Monday, Mar. 20, 1972

Ah, Sweet Ms-ery

"The question is," said Alice, "whether you can make words mean different things."

"The question is," said Humpty Dumpty, "which is to be master--that's all."

--Through the Looking-Glass

The real question, according to the Women's Liberation movement, is whether males have used language to help perpetuate their roles as masters. The answer, say the feminists, is yes. They have decided that the living language is living proof of their oppression, and they have set out to change it from the pronouns up.

The new jargon spawned by the liberationists has already moved into the vernacular. Expressions such as "male chauvinist pig (MCP)," "bra burner," "consciousness raising," "sex role," "role model," "sexist" and "sexism," "sister," "sisterhood" and "machismo" are now in common use, even among precocious preteen-agers. No cocktail party can be considered top drawer without at least one reference to the "myth of the vaginal orgasm" or to some "phallustine" (an MCP philistine). But some women want more. The language, they say, reflects centuries of male dominance, and is loaded with male chauvinist piggisms that must be thoroughly rooted out.

The use of the masculine singular pronoun when the subject is not necessarily male, for example, is considered to be blatantly sexist. Henry James' "We must grant the artist his subject, his idea ..." sounds as if the artist were always a man. Thus a search is under way for a set of sexless singular pronouns. A Women's Liberation lexicographer who styles herself Varda One has come up with ve, vis and ver. Others have suggested singularizing they, their and them to te, ter and tern. Someone has invented co, cos, co, which takes a pleasant form in the coself construction, and another added her and him together and got herm, which ve pointed out with reprehensible etymology is "as in hermaphrodite."

Moving briskly on to the nouns, the "Manglish" reformers have been attacking all the words derived from man, master, father and the like, usually proposing neuter or feminine alternatives. Thus titles such as "chairperson" and "Congressone," words like "sportsoneship," "herstory" and "spokesone" could someday--if the feminists have their way--become part of the language. Some of the suggestions seem absurd--having the milk delivered by the milkone, for example, or changing hurricane to hissicane (because women do not like to be associated with destructive storms).

But there are some phrases for which there seem to be no satisfactory alternatives; old masters does not quite work as old mistresses, nor does it seem likely that anyone will ever speak of the founding mothers or change the currency to read "In Goddess We Trust."

One of the fiercest battles in the war of the word, however, is being fought over the use of Mrs. and Miss.

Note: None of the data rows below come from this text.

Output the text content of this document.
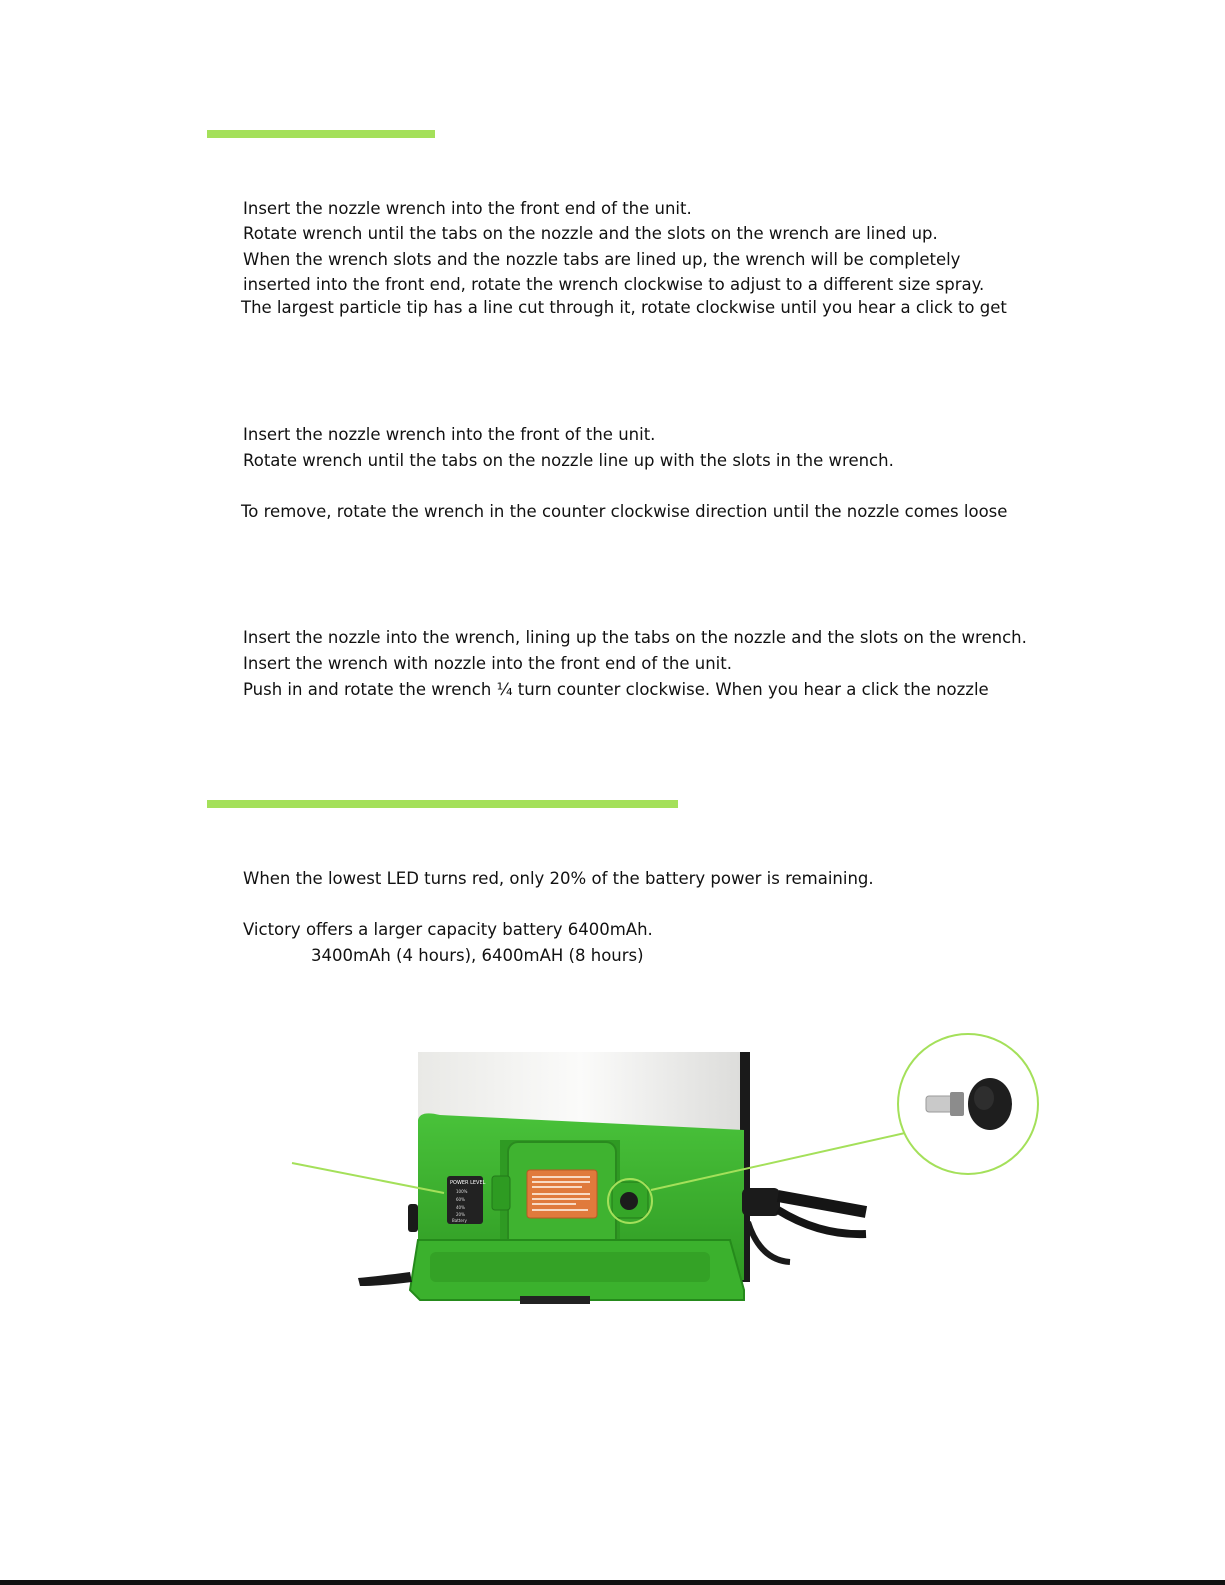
Insert the nozzle wrench into the front end of the unit.
Rotate wrench until the tabs on the nozzle and the slots on the wrench are lined up.
When the wrench slots and the nozzle tabs are lined up, the wrench will be completely
inserted into the front end, rotate the wrench clockwise to adjust to a different size spray.
The largest particle tip has a line cut through it, rotate clockwise until you hear a click to get
Insert the nozzle wrench into the front of the unit.
Rotate wrench until the tabs on the nozzle line up with the slots in the wrench.
To remove, rotate the wrench in the counter clockwise direction until the nozzle comes loose
Insert the nozzle into the wrench, lining up the tabs on the nozzle and the slots on the wrench.
Insert the wrench with nozzle into the front end of the unit.
Push in and rotate the wrench ¼ turn counter clockwise. When you hear a click the nozzle
When the lowest LED turns red, only 20% of the battery power is remaining.
Victory offers a larger capacity battery 6400mAh.
3400mAh (4 hours), 6400mAH (8 hours)
POWER LEVEL
100%
60%
40%
20%
Battery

Arguing that men are not stigmatized by having their marital status revealed by a form of address, the feminists have decided to be called Ms. (pronounced miz). In spite of all the jokes about Ms. standing for manuscript and mail steamer and master sergeant, it is fast becoming both a symbol and a fad. Ordinarily nonpolitical and conservative businesses, publications and organizations that correspond with women are having to make the big decision about whether to switch to Ms. Women's Wear Daily has, Vogue has not; the Equal Employment Opportunity Commission has, the White House has not.*

While resistance to Ms. crumbles, however, there is some dissension in the ranks of the movement over whether there should even be a differentiation between Mr. and Ms. One protester suggests that both men and women should be addressed as Mm., as in Mm. and Mm. Smith. Or when in doubt, mumble.

*TIME has not switched to Ms. because it believes that Miss and Mrs. convey valid information. But TIME recognizes some justice in the complaint that Mr. does not differentiate between single and married men, and is ready to consider the use of a more precise appellation, if one were devised.